For patients with COVID-19 who experience an acute coronary syndrome, access to emergency coronary angiography can become restricted in some instances, and fibrinolysis can become first-line therapy for lower risk ST-segment elevation patients to preserve personal protective equipment and prevent spread of the infection across different areas of the hospital. Hospitals should also develop protocols for ST-segment elevation management for patients with COVID-19 in collaboration with their Infection Prevention departments to optimize patient management while reducing the risk for patient and health care worker transmission.

In patients with heart failure and reduced ejection fraction, a careful review of medical treatments should be considered in case of the initiation of the aforementioned investigational drugs to treat COVID-19. When possible, guideline-directed medical therapy should be continued, but additional monitoring is warranted. Lopinavir/ritonavir may only modestly affect ACE inhibitors and ARBs, while sacubitril/valsartan levels can increase, warranting close monitoring of BP. Lopinavir/ritonavir can increase levels of beta-blockers warranting ECG monitoring and, potentially, dose downtitration, while hydroxychloroquine and chloroquine may reduce levels of beta-blocker and require a dose uptitration.[68] Among mineralocorticoid receptor antagonists, spironolactone can be safely used with lopinavir/ritonavir, whereas eplerenone, which is mainly metabolized by CYP3A4, should not be coadministered. For the same reason, coadministration of ivabradine and lopinavir/ritonavir should be avoided. Digoxin levels should be followed closely in patients on lopinavir/ritonavir, hydroxychloroquine, or chloroquine.

IMPACT OF COVID-19 ON ROUTINE CARDIOVASCULAR CARE

Limited contact with others to minimize the spread of SARS-CoV-2 during the epidemic phase of the disease is advised. This usually implies rescheduling routine follow-up visits. Options include the use of telehealth to conduct brief, focused remote visits, or postponement of visits for more stable patients. Regardless, there are some additional considerations for managing these patients. Home blood pressure monitoring devices, weight scales, heart failure telemonitoring, and other remote equipment should be offered, when possible, to augment telehealth visits. Such equipment may require training of the patients and health care providers but also may reveal unequal access to such resources. Reinforcing heart healthy lifestyle and stress management are also important given the inherent impact of social distancing and quarantine during a pandemic on daily routines and mental health. Additional medication-related considerations include ensuring patients have sufficient refills and prescribing a longer supply for maintenance medications. These represent some of the potential challenges of social isolation during the pandemic.

CONCLUSION

In closing, SARS-CoV-2 is a novel virus that has spread rapidly throughout the world causing a potentially life-threatening disease, COVID-19, causing disproportionally high mortality among elder patients with concomitant pulmonary and cardiovascular diseases. Although no approved therapies currently exist, multiple collaborative efforts are underway to identify effective therapies and a vaccine to prevent future infection.

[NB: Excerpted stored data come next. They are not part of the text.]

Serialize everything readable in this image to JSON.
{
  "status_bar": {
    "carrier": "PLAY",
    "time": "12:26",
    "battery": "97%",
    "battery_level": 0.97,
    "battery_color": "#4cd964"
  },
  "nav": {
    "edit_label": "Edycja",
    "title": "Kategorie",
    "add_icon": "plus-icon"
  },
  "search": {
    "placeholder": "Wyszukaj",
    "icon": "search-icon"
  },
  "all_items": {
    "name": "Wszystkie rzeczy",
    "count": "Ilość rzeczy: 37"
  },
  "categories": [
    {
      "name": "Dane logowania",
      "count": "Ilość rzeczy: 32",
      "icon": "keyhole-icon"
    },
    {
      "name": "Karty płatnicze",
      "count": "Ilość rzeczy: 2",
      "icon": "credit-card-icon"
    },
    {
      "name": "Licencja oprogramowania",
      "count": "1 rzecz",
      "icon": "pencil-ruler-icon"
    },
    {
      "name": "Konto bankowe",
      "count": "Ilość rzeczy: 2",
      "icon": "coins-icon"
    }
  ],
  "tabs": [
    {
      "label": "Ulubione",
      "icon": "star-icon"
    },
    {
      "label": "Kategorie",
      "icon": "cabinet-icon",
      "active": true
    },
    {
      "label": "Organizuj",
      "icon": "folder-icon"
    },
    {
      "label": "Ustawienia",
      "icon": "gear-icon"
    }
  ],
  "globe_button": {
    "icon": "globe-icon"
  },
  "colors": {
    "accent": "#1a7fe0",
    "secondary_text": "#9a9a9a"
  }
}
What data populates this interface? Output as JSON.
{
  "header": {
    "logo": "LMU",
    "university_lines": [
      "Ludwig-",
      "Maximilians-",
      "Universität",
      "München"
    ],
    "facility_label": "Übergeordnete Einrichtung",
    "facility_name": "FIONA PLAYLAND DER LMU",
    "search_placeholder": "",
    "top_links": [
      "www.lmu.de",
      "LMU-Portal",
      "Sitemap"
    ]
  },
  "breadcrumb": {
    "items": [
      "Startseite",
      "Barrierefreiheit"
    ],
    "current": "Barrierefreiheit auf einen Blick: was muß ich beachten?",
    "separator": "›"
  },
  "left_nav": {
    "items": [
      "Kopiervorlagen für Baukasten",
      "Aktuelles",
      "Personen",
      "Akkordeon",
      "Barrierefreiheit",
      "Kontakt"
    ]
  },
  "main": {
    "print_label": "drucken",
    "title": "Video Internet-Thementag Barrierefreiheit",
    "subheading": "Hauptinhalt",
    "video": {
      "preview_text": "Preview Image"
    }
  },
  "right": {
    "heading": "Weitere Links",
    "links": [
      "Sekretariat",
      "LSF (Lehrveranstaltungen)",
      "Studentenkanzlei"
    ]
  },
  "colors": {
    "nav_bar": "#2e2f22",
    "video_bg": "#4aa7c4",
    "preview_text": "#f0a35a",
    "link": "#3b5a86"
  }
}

Cardiovascular clinicians, however, may not be accustomed to the concomitant use of antivirals and immunomodulators in their patients; thus, the need to understand how these therapies might impact underlying cardiovascular conditions and medications. Despite the significant morbidity and mortality associated with COVID-19, there is an immense opportunity to enhance our understanding of how to prevent and treat such emerging infections as well as improve our understanding of the relationship between infection, immune response, and cardiovascular disease.